В столовой, где обедали за длинным овальным столом, по обоим концам которого стояли причудливые бронзовые канделябры, Николай говорил, что в скором времени придется перебраться в Петербург, что ему смертельно надоело быть помощником директора балтийских маяков. Сил нет, как наскучило возиться с устройством маячных ламп, рефлекторов, машин для вертящихся огней маяков, а главное, находиться под началом у капризного, взбалмошного старика. Он уже обещал вступить в должность историографа русского флота и начальника Морского музея при Адмиралтействе. Уже снята и квартира в Петербурге на Седьмой линии Васильевского острова у церкви Андрея Первозванного, что напротив лабазов Андреевского рынка. Все как будто складывается хорошо, а жаль расставаться с товарищами и с морем.
— Здесь из окна я вижу волны и небо, — вздохнул он, — а там лабазы, пудовые замки на железных дверях да подводы с мешками муки.
Беседа шла легко и непринужденно, не касаясь не только цели приезда Рылеева, но и обычных жалоб на злоупотребления и беззакония, и Рылеев начал сомневаться, помнит ли Николай Александрович об истинной причине его посещения. В Питере Александр заверял его, что брат предупрежден.
После обеда барышни играли на клавесинах, а старшая, Елена Александровна, пела красивым низким голосом.
Догорающий закат за высоким окном, на фоне багрового неба стройная фигурка, обнаженные тонкие руки, нервно ломающие свернутые в трубку ноты, и то, что она стояла спиной к свету и не видно было ее честного, добропорядочного, мужеподобного лица, и только звучал затаенно-страстный голос, повторяющий печально-укоризненные слова:
Не искушай меня без нужды
Возвратом нежности твоей…
Все это заставило вдруг Рылеева не то что забыть, а отринуть то, зачем он сюда приехал, и отдаться счастью этой сумеречно-закатной минуты расслабленно, бездумно.

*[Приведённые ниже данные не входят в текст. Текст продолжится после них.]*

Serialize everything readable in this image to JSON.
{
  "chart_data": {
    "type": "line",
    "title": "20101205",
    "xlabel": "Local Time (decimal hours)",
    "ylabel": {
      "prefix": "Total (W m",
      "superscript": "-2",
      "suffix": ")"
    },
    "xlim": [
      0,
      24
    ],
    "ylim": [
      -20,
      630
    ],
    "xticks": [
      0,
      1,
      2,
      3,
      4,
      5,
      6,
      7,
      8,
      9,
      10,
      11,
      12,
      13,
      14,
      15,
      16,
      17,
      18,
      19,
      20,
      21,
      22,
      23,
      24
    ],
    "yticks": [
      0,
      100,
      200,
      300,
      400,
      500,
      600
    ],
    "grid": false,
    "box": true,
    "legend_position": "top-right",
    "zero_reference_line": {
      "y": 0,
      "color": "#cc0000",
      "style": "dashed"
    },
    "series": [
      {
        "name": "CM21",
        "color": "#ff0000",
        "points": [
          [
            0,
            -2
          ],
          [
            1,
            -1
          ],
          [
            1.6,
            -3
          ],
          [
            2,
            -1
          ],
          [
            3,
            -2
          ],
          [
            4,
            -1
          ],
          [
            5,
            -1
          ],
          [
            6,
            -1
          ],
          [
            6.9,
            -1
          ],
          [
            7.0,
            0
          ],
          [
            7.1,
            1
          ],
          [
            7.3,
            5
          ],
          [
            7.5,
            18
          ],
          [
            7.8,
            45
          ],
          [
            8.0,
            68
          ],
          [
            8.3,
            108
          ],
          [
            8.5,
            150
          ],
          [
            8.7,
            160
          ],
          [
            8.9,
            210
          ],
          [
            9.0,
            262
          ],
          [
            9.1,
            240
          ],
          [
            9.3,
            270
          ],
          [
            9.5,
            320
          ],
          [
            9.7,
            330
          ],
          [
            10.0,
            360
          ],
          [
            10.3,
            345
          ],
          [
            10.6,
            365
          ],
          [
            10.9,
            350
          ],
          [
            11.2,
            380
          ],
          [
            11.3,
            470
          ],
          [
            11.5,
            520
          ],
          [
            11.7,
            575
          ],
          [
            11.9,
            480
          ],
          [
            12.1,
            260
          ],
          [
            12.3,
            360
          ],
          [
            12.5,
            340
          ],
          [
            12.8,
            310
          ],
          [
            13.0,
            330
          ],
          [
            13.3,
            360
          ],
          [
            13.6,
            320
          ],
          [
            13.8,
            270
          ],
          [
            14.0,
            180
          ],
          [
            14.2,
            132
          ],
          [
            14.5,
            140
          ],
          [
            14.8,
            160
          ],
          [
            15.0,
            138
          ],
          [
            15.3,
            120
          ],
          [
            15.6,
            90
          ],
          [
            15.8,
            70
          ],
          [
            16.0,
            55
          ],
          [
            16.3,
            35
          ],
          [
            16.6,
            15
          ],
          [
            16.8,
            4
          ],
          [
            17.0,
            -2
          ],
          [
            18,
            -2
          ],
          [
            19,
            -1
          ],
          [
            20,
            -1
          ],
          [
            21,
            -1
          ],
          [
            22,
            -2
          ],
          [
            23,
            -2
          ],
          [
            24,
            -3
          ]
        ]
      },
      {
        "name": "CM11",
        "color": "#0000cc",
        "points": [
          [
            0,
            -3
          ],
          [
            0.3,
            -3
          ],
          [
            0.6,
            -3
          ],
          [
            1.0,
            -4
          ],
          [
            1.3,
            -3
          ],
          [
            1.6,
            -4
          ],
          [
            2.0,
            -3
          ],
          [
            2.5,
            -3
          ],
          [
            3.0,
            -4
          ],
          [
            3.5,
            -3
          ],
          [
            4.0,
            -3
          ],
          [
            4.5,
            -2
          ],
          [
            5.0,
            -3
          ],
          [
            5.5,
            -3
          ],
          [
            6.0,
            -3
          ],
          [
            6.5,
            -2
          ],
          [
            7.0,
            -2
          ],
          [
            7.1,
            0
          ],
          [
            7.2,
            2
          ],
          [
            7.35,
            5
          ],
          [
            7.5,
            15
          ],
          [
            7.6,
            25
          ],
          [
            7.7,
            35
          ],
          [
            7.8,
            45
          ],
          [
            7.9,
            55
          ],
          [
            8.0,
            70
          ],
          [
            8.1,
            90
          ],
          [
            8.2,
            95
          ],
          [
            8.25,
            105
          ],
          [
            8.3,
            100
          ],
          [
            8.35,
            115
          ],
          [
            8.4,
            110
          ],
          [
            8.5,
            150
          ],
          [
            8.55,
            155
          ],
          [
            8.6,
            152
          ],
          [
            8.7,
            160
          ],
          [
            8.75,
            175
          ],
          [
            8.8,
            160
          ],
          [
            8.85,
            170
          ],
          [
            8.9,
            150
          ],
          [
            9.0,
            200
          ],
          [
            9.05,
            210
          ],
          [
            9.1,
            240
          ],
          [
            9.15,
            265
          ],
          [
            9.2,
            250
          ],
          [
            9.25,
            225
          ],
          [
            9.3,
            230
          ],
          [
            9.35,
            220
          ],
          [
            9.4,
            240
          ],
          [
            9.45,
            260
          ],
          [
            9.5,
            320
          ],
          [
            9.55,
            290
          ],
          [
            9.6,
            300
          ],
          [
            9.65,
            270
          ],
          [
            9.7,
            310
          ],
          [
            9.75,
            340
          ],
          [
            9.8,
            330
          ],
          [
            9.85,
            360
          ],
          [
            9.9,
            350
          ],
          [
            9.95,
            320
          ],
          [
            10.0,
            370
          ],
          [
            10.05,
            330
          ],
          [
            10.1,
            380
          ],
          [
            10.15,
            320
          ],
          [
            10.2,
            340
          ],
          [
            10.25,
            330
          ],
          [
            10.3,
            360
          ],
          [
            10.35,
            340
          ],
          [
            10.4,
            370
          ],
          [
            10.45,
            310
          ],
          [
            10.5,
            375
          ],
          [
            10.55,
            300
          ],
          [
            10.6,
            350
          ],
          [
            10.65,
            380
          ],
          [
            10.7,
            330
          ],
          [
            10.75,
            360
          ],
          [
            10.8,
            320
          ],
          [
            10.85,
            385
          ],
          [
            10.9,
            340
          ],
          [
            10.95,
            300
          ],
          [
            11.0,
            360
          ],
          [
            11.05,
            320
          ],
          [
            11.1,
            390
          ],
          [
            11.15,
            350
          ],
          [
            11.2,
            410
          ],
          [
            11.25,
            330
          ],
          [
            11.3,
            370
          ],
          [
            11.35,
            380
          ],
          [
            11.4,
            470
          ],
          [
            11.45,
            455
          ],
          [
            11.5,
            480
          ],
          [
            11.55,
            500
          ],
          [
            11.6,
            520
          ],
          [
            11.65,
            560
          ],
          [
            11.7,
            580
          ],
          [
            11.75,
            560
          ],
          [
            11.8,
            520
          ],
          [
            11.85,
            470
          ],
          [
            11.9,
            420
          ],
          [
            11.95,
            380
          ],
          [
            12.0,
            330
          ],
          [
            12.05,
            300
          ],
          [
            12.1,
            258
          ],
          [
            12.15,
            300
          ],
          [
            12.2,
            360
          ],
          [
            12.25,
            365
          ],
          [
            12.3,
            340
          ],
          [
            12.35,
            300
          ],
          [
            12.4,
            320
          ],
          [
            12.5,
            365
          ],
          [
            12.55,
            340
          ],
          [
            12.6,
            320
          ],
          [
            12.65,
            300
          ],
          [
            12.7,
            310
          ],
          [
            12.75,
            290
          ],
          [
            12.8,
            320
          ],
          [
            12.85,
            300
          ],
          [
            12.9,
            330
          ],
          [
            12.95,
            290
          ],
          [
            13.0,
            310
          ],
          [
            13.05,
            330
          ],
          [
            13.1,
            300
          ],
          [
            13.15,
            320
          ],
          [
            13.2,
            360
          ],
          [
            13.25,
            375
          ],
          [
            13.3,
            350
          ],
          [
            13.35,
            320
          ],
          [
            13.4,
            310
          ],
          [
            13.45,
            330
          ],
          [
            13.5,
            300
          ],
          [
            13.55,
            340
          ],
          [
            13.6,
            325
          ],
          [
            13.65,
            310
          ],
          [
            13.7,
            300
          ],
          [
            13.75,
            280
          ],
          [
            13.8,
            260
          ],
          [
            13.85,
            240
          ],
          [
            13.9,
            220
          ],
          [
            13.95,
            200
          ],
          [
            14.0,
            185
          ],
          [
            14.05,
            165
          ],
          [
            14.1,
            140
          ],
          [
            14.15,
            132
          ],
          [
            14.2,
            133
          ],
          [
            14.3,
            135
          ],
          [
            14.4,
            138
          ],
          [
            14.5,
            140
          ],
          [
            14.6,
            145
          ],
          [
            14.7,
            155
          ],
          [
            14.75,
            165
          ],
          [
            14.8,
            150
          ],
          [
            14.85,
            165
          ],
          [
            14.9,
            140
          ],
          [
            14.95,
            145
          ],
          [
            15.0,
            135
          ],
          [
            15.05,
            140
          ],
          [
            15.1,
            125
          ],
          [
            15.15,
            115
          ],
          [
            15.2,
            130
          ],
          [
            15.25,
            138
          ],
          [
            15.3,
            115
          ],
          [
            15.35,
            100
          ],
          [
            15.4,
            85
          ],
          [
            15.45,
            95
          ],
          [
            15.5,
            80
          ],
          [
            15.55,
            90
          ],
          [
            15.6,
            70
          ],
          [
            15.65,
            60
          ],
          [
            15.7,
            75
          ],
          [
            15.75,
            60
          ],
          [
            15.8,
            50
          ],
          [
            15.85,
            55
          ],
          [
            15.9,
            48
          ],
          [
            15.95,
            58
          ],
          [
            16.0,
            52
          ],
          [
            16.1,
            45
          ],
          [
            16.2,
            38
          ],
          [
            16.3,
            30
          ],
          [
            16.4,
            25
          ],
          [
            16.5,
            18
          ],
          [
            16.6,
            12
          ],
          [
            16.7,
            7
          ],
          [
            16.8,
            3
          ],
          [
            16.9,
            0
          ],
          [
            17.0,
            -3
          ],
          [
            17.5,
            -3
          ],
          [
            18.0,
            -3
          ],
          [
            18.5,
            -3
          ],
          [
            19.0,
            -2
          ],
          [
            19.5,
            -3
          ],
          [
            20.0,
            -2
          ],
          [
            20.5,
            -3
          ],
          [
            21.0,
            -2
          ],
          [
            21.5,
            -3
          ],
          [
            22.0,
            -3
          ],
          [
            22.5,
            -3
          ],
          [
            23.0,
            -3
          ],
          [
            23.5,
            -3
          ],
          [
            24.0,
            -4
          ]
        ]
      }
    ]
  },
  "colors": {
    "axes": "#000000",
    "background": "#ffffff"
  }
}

Вся обстановка бестужевского гнезда, крепко спаянного, хранящего память об ушедшем отце и нежное внимание к ныне здравствующим братьям, без суеты и волнений, охватывала чувством безмятежного покоя. Он с горечью подумал, что, хотя и любил, часто не без гордости, говорить: «Я — отец семейства», ничего похожего на эту семью у него в доме не было. Наверно, потому, что здесь все связаны глубокими давними узами детства. А у него-то и не было ни детства, ни той семьи, какая нужна человеку для счастья. Но горькая мысль мгновенно унеслась, оттого что он снова услышал грудной, виолончельный голос:
Уж я не верю увереньям,
Уж я не верую в любовь…
Грустные эти слова почему-то наполняли радостью, счастливым ожиданием какого-то чуда.
Елена смолкла, и в комнате как будто пусто стало. Рылеев закричал:
— Еще раз то же самое, прошу вас! В театре в таких случаях кричат «бис», аплодируют, топают ногами. А я тихонечко, но от всего сердца прошу — еще раз.
Не дожидаясь согласия Елены, младшая сестра начала играть, и снова негромкий, бархатный голос произнес:
Разочарованному чужды
Все обольщенья прежних дней…
И снова элегическая грусть стихов Баратынского вызывала неясные надежды, душевный порыв.
Николай Бестужев, сидевший рядом, прошептал:
— Не думал, что вы такой.
— Я сам не думал, — так же тихо откликнулся Рылеев.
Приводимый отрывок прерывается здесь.